Whatʻs Next for Hawaii – ʻAina Aloha Economic Futures Initiative
Hawaiʻi is particularly hard hit by the Covid-19 pandemic due to our stateʻs over-dependence on tourism as an economic driver. At all levels of government and business, we are rethinking the future. Because I have seen the value in this kind of process over the past 15 years of volunteering with the North Kohala Community Development Plan, I am truly excited by the ʻĀina Aloha Economic Futures initiative (AAEF) which is a similar process on a larger scale to look at the future of Hawaiʻi.
This a long post, but I want to explain why I am an enthusiastic supporter of this AAEF effort and believe it will make a difference. I hope that you will also contribute; diverse voices and high involvement will make this an actionable set of results.
Twelve Years of Experience with a Similar Project in North Kohala – Success is Possible
When I arrived in North Kohala in 2005, the Community Development Plan (NKCDP) process that was part of the Countyʻs General Plan update had just kicked off. It began with a year of gathering community input, out of which four key issue areas were selected. A Steering Committee was appointed and dozens of volunteers worked to research and craft specific proposals put into a report that was passed by the County Council and signed by the Mayor as a County Ordinance in 2008.
I attribute much of what continues to make Kohala such a great place to live and work to the high level of participation and buy-in generated by that process. Groups continue to implement specifics from the document a dozen years later. For example, the conservation and preservation of legacy lands that is so dear to my heart is hugely successful in Kohala thanks to the specificity of the NKCDP. Other groups continue to tackle critical issues in infrastructure, growth management, and affordable housing.
To Envision and Design the Future, Start with Principles
The North Kohala CDP process began with gathering of community input and deciding which issues was important. It was not until the Steering Committee was wrestling the work of individual task forces into a coherent plan that anyone questioned what the often repeated phrase “Keep Kohala, Kohala” meant. The committeeʻs chair Fern White, educator and Hawaiian cowgirl, asked whether that meant keep it as it was in 2005 – which made no sense given all the proposals being worked on. Did it mean like Kohala was pre-contact? Or plantation days? Or after the plantations closed and the economy was devastated?
The answer turned out to be that the Plan should be guided by a place-specific vision grounded in a set of values. Hence it makes sense to me that the goal of the ʻAina Aloha Economic Futures creators was to “initiate and execute a process to gather grassroots community input to develop a vision for Hawaiʻiʻs economic future that is grounded on a core set of values that embrace our unique island culture and identity.”

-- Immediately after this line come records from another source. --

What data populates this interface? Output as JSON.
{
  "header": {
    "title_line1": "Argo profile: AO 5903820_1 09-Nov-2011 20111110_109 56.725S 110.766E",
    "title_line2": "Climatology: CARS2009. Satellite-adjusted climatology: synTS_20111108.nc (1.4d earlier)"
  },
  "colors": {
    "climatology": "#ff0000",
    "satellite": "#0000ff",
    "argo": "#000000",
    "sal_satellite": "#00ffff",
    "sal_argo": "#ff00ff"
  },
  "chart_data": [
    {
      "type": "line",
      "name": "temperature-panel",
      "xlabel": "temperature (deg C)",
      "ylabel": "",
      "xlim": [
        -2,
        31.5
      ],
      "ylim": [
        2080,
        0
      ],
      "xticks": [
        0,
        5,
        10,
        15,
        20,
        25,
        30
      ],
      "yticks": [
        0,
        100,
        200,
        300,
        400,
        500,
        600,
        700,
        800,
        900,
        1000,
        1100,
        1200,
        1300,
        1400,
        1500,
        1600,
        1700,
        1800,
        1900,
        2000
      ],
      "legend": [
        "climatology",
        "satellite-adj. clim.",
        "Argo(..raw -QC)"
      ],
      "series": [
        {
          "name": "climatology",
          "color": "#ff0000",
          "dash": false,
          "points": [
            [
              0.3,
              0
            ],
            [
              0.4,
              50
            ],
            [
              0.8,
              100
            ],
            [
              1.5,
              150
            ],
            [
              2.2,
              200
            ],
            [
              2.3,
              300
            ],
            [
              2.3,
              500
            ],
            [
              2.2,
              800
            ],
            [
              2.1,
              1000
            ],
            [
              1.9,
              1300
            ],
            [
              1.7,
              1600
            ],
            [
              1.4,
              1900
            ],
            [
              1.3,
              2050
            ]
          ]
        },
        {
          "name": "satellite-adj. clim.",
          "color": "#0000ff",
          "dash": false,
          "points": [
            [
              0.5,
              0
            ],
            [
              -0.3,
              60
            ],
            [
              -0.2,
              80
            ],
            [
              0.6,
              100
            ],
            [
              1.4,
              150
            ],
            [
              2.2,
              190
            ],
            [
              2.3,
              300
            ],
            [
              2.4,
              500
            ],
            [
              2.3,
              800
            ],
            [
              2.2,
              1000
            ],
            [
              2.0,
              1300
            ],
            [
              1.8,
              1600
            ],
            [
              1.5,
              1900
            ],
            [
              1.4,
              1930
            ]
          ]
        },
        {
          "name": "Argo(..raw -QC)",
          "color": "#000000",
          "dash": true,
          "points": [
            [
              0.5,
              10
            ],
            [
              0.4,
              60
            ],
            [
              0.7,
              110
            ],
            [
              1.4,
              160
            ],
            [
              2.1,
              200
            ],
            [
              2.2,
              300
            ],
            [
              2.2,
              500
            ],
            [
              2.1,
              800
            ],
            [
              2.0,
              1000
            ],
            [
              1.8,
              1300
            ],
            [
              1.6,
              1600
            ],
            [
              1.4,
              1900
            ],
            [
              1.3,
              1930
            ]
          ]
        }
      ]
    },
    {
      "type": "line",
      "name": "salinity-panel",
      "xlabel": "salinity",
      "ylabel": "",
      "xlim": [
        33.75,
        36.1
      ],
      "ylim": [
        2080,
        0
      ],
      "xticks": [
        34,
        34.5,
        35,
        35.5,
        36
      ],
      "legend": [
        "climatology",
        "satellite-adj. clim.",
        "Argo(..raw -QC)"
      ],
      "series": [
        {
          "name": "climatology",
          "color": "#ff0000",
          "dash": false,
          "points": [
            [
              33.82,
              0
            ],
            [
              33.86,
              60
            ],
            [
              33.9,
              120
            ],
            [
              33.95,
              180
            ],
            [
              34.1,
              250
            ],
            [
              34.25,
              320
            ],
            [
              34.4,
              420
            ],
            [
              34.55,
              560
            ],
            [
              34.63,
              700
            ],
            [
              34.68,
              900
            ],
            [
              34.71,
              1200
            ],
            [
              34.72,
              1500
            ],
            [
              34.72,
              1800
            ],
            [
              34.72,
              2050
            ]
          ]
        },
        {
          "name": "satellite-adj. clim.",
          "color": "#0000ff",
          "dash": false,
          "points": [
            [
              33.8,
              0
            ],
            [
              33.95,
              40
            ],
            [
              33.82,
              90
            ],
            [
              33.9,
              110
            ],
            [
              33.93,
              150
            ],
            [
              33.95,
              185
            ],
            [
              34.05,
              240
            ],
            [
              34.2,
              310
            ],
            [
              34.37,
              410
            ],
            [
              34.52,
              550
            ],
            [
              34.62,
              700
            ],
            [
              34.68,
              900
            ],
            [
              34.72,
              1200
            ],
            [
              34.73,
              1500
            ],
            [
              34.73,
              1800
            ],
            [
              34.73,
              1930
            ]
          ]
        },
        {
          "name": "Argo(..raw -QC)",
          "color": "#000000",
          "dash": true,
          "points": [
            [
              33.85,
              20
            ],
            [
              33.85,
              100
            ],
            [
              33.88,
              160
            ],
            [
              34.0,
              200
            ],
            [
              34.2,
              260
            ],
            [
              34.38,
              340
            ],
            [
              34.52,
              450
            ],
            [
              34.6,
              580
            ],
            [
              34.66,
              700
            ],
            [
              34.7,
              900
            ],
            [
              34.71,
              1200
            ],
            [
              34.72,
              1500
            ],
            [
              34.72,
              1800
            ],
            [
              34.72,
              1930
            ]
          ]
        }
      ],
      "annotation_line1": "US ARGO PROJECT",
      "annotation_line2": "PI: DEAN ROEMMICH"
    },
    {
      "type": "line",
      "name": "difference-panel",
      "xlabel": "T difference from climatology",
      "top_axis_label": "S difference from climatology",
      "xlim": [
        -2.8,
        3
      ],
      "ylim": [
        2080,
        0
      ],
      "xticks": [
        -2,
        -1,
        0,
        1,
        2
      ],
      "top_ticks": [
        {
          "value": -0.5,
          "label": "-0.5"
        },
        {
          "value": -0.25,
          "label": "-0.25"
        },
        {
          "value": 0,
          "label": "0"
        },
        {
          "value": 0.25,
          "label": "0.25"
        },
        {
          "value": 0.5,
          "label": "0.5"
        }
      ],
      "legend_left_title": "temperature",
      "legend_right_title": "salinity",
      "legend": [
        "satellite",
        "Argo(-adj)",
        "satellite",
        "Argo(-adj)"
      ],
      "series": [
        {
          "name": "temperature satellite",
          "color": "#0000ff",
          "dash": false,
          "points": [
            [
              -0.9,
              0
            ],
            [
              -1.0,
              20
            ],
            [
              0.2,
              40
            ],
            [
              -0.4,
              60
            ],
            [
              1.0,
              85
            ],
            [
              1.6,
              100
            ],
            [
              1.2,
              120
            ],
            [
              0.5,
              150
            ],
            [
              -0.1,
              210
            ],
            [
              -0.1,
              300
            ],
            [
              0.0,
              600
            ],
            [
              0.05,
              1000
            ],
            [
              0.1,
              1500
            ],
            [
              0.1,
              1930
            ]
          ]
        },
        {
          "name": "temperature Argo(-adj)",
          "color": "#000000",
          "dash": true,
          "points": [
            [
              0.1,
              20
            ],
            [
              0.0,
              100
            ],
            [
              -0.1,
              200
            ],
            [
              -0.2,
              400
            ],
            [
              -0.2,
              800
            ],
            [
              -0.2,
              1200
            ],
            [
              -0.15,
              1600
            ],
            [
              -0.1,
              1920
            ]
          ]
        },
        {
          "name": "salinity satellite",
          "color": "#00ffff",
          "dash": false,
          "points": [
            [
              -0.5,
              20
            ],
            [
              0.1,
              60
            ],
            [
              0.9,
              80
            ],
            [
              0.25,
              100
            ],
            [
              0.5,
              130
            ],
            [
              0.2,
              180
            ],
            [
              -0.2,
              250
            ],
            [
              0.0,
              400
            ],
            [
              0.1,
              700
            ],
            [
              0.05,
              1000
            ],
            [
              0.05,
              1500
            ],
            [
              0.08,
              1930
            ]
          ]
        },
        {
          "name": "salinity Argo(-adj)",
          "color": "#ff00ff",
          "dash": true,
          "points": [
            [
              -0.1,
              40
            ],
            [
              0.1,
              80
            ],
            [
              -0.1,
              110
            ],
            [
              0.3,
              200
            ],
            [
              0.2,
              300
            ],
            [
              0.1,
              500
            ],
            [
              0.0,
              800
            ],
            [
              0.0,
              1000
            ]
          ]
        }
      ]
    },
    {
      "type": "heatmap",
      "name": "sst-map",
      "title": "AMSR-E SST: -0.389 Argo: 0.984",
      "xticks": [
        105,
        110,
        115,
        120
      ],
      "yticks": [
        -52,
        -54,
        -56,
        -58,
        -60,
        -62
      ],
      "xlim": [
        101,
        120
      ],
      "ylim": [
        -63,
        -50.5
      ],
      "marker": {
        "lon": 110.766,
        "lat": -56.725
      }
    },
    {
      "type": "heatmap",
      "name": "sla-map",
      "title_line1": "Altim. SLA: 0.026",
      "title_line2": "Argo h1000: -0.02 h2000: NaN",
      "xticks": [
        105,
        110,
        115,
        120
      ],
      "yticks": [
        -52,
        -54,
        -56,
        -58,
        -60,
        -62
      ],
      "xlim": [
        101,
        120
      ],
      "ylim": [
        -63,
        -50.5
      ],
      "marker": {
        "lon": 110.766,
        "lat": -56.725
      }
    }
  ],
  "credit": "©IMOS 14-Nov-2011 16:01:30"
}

To read about the values and principles guiding the ʻAina Aloha Economic Futures work, look at their website here. Although the initial authors are Native Hawaiian, please scroll through the thousands of individuals and organizations that have signed on. They represent non-profit organizations and businesses and schools and farmers and ranchers and ordinary concerned residents of the State. There is a sincere desire by the organizers to be inclusive. The glue that binds diverse interests is the core set of values.
How to Contribute to the Discussion on Specific Proposals
During the week of July 13-17, 2020, online breakout sessions will discuss proposals in fourteen areas of economic activity and interest. If you cannot tune in to the live sessions, you can submit feedback via this super cool Consider.it software designed to provide for “civil, organized, and efficient online dialogue.”
From a new vision of tourism, to diversified economic development, technology, agriculture and climate change, the intent is to bring forward existing and new proposals for discussion. The documentation from these hosted dialogues will be available in a library, so if you read this blog posts weeks or months from the time of the discussion, you can find them here. And I will continue writing about projects and initiatives that emerge from the ʻĀina Aloha Futures initiative as it goes forward.